Il mancato e/o l'irregolare versamento del tributo genera una violazione che l'utente può spontaneamente sanare, entro e non oltre il termine di un anno dalla scadenza ordinaria dell'annualità, con l'istituto del Ravvedimento operoso.
Costi
Gli importi del diritto annuale possono essere in misura fissa o variabile (proporzionale al fatturato dell’esercizio precedente, sulla base di scaglioni predefiniti con decreto ministeriale).

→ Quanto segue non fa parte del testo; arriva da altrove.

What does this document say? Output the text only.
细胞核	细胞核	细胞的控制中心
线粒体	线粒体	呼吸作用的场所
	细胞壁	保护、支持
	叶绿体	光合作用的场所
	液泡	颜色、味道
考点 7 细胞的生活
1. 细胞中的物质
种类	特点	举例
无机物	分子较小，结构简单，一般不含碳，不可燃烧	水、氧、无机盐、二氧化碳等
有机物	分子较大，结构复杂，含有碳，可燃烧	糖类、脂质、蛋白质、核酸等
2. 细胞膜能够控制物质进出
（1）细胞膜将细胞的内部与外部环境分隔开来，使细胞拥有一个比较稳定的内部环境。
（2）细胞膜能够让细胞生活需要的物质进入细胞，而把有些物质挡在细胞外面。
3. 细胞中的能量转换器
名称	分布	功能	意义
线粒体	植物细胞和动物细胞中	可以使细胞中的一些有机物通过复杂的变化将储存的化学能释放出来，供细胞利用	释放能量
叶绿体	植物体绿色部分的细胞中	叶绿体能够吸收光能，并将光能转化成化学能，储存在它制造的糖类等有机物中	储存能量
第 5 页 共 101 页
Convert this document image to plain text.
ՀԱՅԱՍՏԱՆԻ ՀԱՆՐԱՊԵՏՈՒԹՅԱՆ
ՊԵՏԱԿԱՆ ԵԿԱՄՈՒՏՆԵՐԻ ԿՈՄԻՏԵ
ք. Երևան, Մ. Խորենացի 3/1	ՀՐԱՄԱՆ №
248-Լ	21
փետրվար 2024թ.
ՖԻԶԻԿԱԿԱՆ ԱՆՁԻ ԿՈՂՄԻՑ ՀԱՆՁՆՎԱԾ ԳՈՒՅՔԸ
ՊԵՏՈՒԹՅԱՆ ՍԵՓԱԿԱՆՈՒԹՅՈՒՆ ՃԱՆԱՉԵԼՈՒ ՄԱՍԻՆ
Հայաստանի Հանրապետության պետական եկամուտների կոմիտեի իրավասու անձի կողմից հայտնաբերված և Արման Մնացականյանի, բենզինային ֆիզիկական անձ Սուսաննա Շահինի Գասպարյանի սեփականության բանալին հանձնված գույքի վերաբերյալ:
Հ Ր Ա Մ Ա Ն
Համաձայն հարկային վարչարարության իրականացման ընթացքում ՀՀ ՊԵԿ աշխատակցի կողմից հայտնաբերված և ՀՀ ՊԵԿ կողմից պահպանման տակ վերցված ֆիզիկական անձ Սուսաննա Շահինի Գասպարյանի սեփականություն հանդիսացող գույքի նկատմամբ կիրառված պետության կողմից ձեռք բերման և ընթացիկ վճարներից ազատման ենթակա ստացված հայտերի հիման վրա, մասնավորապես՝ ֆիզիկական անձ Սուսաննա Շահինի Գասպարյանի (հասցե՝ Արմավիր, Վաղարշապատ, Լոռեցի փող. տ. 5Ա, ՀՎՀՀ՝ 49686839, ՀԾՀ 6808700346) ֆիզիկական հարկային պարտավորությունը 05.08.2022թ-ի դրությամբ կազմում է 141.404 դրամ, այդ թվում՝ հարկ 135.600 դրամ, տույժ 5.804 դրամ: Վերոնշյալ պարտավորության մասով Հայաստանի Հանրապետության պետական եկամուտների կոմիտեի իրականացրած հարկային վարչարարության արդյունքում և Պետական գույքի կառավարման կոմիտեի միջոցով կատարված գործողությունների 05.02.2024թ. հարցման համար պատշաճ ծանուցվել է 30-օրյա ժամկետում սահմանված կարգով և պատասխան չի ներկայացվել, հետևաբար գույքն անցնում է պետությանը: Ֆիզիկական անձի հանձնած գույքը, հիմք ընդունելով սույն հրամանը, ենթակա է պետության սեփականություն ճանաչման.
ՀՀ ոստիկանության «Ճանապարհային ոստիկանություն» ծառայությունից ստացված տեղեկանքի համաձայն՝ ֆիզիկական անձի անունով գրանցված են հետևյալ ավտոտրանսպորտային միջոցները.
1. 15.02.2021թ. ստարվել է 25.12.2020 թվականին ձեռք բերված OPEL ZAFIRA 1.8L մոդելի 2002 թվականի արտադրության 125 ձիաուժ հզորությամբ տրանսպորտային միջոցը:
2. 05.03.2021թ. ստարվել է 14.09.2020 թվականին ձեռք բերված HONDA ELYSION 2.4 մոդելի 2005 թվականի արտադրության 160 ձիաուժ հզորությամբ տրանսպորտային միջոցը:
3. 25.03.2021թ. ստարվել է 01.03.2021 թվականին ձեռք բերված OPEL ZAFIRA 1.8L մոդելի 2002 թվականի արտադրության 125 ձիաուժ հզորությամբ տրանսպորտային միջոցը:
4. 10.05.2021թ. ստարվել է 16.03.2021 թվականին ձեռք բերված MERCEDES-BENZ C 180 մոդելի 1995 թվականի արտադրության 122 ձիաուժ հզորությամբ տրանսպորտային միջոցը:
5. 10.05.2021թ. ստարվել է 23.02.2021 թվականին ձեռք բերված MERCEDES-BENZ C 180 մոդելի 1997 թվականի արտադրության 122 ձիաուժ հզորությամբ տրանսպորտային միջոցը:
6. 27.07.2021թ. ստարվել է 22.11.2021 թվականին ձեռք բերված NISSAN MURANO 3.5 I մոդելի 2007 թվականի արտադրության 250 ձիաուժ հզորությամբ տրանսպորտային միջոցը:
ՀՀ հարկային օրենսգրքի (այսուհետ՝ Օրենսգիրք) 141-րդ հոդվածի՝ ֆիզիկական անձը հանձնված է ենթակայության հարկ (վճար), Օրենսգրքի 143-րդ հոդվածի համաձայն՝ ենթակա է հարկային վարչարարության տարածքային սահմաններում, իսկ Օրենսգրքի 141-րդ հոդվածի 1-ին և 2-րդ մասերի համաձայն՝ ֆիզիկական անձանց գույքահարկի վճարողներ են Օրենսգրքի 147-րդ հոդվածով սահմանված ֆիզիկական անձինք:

Approfondisci Determinazione importi diritto annuale
Vedi importi dovuti per anno di competenza
Scadenza termini pagamento
I termini si differenziano a seconda che l'adempimento riguardi una prima iscrizione ovvero una successiva annualità.
- Scadenza per le imprese in fase di iscrizione: entro 30 giorni dalla protocollazione della pratica (oppure pagamento contestuale).
- Scadenza ordinaria per imprese già iscritte al 1° gennaio: coincide con il primo acconto imposte redditi (solitamente 30 giugno). Possibilità +30 giorni con maggiorazione 0,40%.
Il pagamento del diritto annuale deve essere effettuato, per non incorrere in sanzioni, entro termini perentori.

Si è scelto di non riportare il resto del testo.